In contrast to the previous example, we now define the HS071 problem as a subclass of cyipopt.Problem:

import cyipopt
import numpy as np

class HS071(cyipopt.Problem):

    def objective(self, x):
        """Returns the scalar value of the objective given x."""
        return x[0] * x[3] * np.sum(x[0:3]) + x[2]

    def gradient(self, x):
        """Returns the gradient of the objective with respect to x."""
        return np.array([
            x[0]*x[3] + x[3]*np.sum(x[0:3]),
            x[0]*x[3],
            x[0]*x[3] + 1.0,
            x[0]*np.sum(x[0:3])
        ])

    def constraints(self, x):
        """Returns the constraints."""
        return np.array((np.prod(x), np.dot(x, x)))

    def jacobian(self, x):
        """Returns the Jacobian of the constraints with respect to x."""
        return np.concatenate((np.prod(x)/x, 2*x))

    def hessianstructure(self):
        """Returns the row and column indices for non-zero vales of the
        Hessian."""

        # NOTE: The default hessian structure is of a lower triangular matrix,
        # therefore this function is redundant. It is included as an example
        # for structure callback.

        return np.nonzero(np.tril(np.ones((4, 4))))

    def hessian(self, x, lagrange, obj_factor):
        """Returns the non-zero values of the Hessian."""

        H = obj_factor*np.array((
            (2*x[3], 0, 0, 0),
            (x[3],   0, 0, 0),
            (x[3],   0, 0, 0),
            (2*x[0]+x[1]+x[2], x[0], x[0], 0)))

        H += lagrange[0]*np.array((
            (0, 0, 0, 0),
            (x[2]*x[3], 0, 0, 0),
            (x[1]*x[3], x[0]*x[3], 0, 0),
            (x[1]*x[2], x[0]*x[2], x[0]*x[1], 0)))

        H += lagrange[1]*2*np.eye(4)

        row, col = self.hessianstructure()

        return H[row, col]

    def intermediate(self, alg_mod, iter_count, obj_value, inf_pr, inf_du, mu,
                     d_norm, regularization_size, alpha_du, alpha_pr,
                     ls_trials):
        """Prints information at every Ipopt iteration."""
        iterate = self.get_current_iterate()
        infeas = self.get_current_violations()
        primal = iterate["x"]
        jac = self.jacobian(primal)

        print("Iteration:", iter_count)
        print("Primal iterate:", primal)
        print("Flattened Jacobian:", jac)
        print("Dual infeasibility:", infeas["grad_lag_x"])

Now, in the intermediate method of HS071, we call self.get_current_iterate and self.get_current_violations.
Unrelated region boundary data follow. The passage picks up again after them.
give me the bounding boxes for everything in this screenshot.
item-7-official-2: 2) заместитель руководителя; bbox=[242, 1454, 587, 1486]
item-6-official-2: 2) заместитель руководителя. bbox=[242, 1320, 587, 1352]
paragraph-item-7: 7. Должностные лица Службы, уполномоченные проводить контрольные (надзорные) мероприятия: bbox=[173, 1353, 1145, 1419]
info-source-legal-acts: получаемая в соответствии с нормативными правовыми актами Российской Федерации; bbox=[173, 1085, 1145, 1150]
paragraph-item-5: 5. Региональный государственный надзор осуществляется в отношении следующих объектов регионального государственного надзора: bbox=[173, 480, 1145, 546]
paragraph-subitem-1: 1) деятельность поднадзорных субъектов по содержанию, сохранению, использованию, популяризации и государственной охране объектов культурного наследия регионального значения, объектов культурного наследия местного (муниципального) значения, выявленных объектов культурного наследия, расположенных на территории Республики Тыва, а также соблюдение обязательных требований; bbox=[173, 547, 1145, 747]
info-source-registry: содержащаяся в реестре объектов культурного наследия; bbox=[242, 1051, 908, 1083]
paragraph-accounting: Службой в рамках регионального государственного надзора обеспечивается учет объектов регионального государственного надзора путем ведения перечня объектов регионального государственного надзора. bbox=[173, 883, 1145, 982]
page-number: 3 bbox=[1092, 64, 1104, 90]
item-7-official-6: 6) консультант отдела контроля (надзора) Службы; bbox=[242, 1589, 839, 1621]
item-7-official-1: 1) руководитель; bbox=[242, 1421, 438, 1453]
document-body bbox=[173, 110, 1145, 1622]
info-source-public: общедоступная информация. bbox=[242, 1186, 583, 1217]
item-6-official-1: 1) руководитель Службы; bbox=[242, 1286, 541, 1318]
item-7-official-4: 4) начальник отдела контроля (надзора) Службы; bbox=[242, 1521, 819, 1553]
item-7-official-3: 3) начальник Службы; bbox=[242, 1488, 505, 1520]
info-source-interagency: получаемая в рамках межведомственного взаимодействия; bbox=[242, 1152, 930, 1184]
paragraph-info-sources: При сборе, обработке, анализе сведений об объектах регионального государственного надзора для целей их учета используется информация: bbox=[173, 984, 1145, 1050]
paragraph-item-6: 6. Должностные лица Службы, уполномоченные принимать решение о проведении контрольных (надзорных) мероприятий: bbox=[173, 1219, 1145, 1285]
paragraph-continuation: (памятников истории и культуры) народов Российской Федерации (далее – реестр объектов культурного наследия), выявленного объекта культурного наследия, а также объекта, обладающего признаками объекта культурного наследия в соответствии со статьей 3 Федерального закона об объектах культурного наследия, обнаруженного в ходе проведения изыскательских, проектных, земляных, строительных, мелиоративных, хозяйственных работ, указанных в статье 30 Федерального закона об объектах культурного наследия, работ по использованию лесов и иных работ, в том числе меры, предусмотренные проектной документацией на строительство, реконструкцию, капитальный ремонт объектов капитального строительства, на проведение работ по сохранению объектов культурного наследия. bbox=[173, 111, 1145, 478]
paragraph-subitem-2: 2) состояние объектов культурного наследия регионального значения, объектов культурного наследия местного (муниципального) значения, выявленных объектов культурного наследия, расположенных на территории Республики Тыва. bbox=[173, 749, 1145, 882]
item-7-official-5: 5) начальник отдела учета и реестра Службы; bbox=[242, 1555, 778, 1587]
These are implemented on cyipopt.Problem. These methods return dicts that contain each component of the Ipopt iterate and infeasibility vectors. The primal iterate and constraint dual iterate can be accessed with iterate["x"] and iterate["mult_g"], while the primal and dual infeasibilities can be accessed with infeas["g_violation"] and infeas["grad_lag_x"]. A full list of keys present in these dictionaries can be found in the cyipopt.Problem documentation.
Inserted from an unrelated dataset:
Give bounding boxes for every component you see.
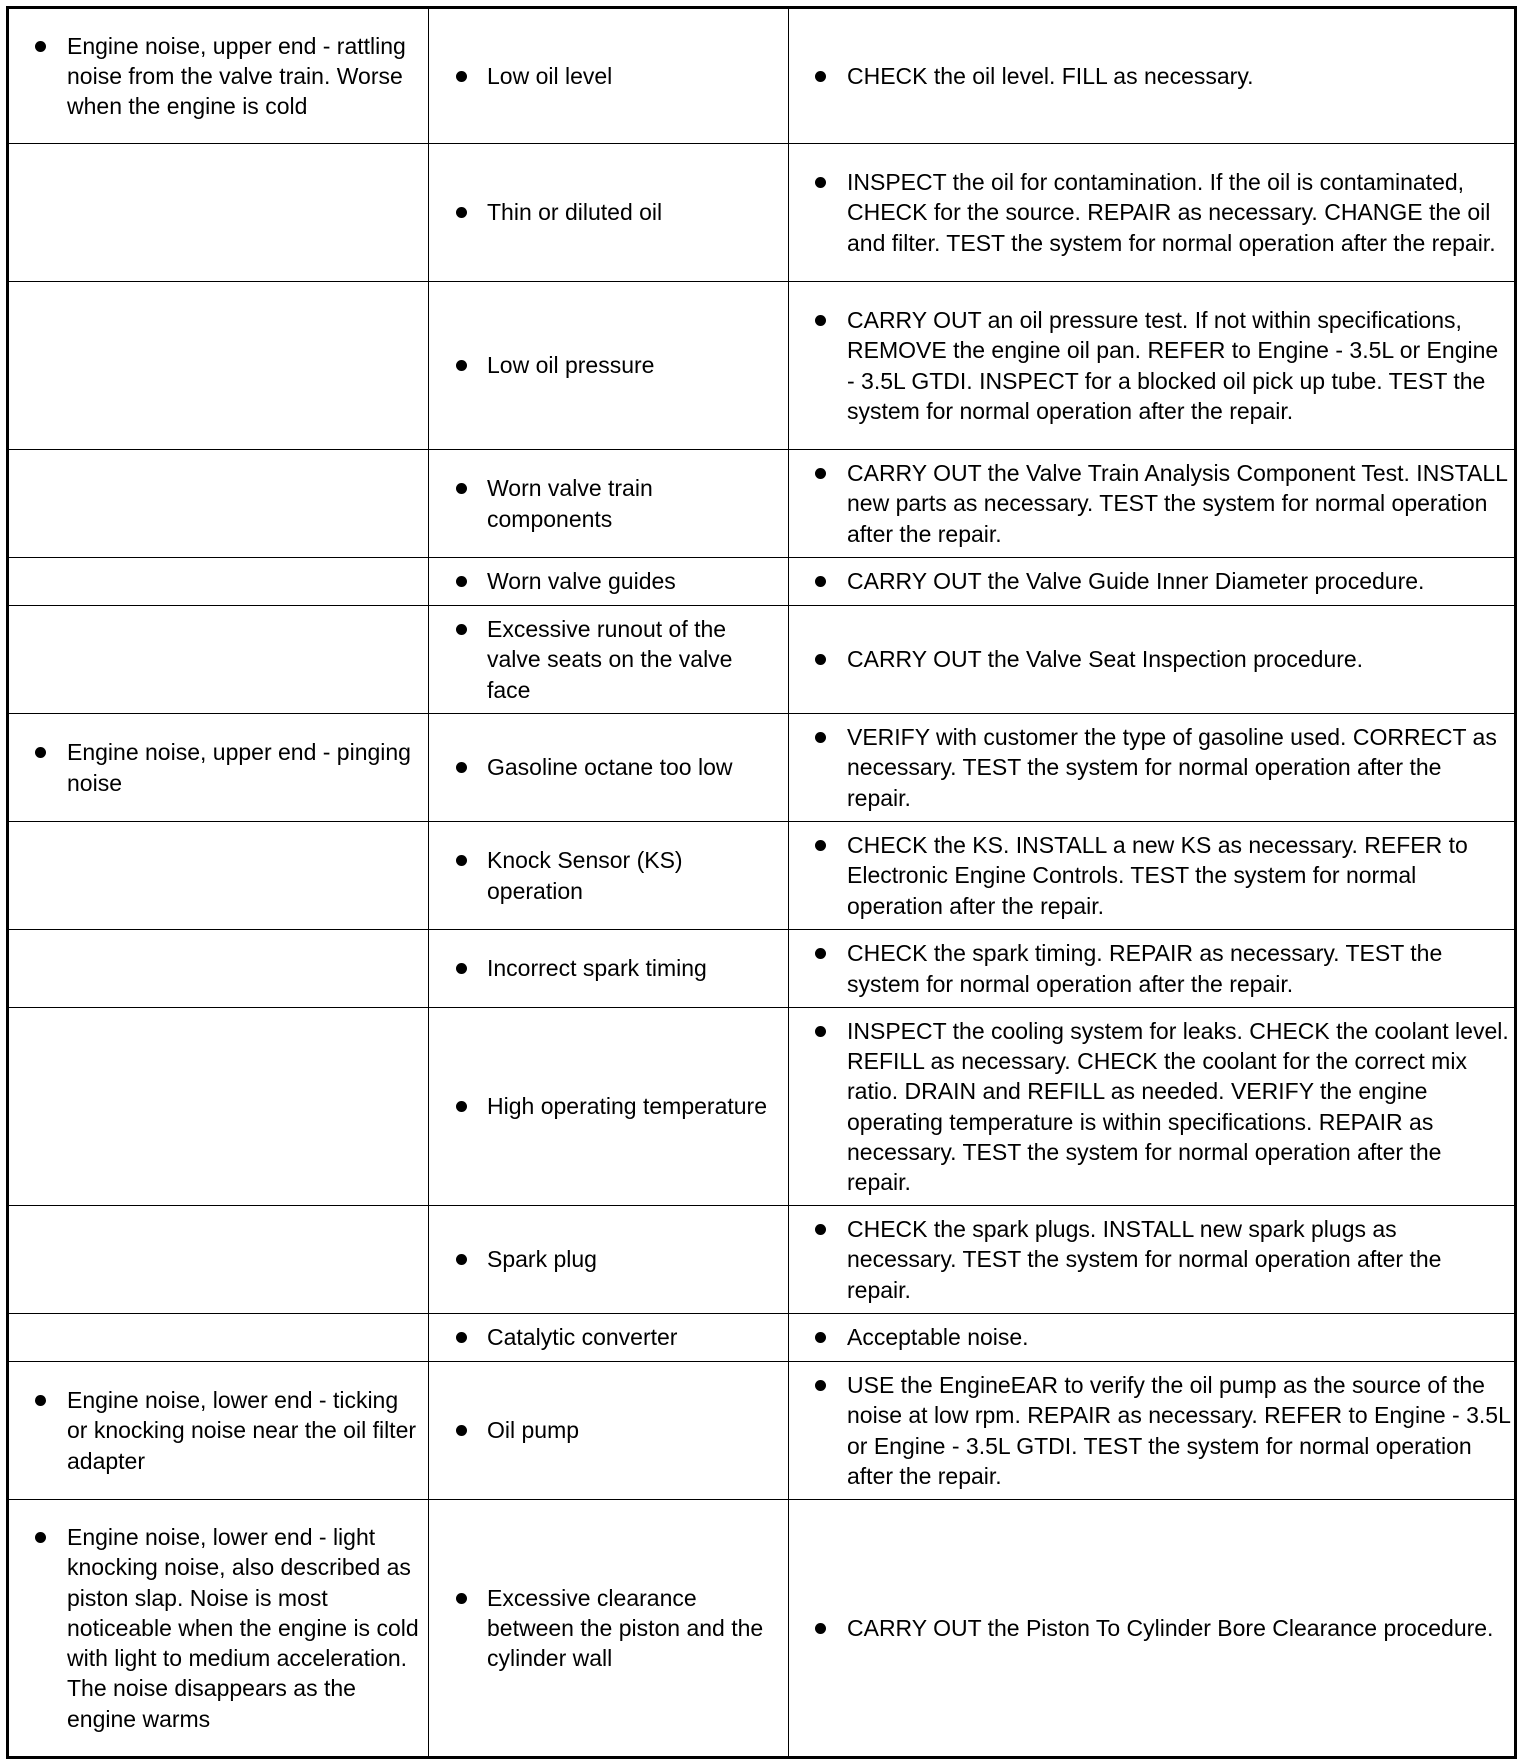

We can now set up and solve the optimization problem. Note that now we instantiate the HS071 class and provide it the arguments that are required by cyipopt.Problem. When we solve, we will see the primal iterate and dual infeasibility vectors printed every iteration:

lb = [1.0, 1.0, 1.0, 1.0]
ub = [5.0, 5.0, 5.0, 5.0]

cl = [25.0, 40.0]
cu = [2.0e19, 40.0]

x0 = [1.0, 5.0, 5.0, 1.0]

nlp = HS071(
    n=len(x0),
    m=len(cl),
    lb=lb,
    ub=ub,
    cl=cl,
    cu=cu,
)

x, info = nlp.solve(x0)

While here we have implemented a very basic callback, much more sophisticated analysis is possible. For example, we could compute the condition number or rank of the constraint Jacobian to identify when constraint qualifications are close to being violated.

Where to go from here¶

Once you feel sufficiently familiar with the basics, feel free to dig into the reference. For more examples, check the examples/ subdirectory of the distribution.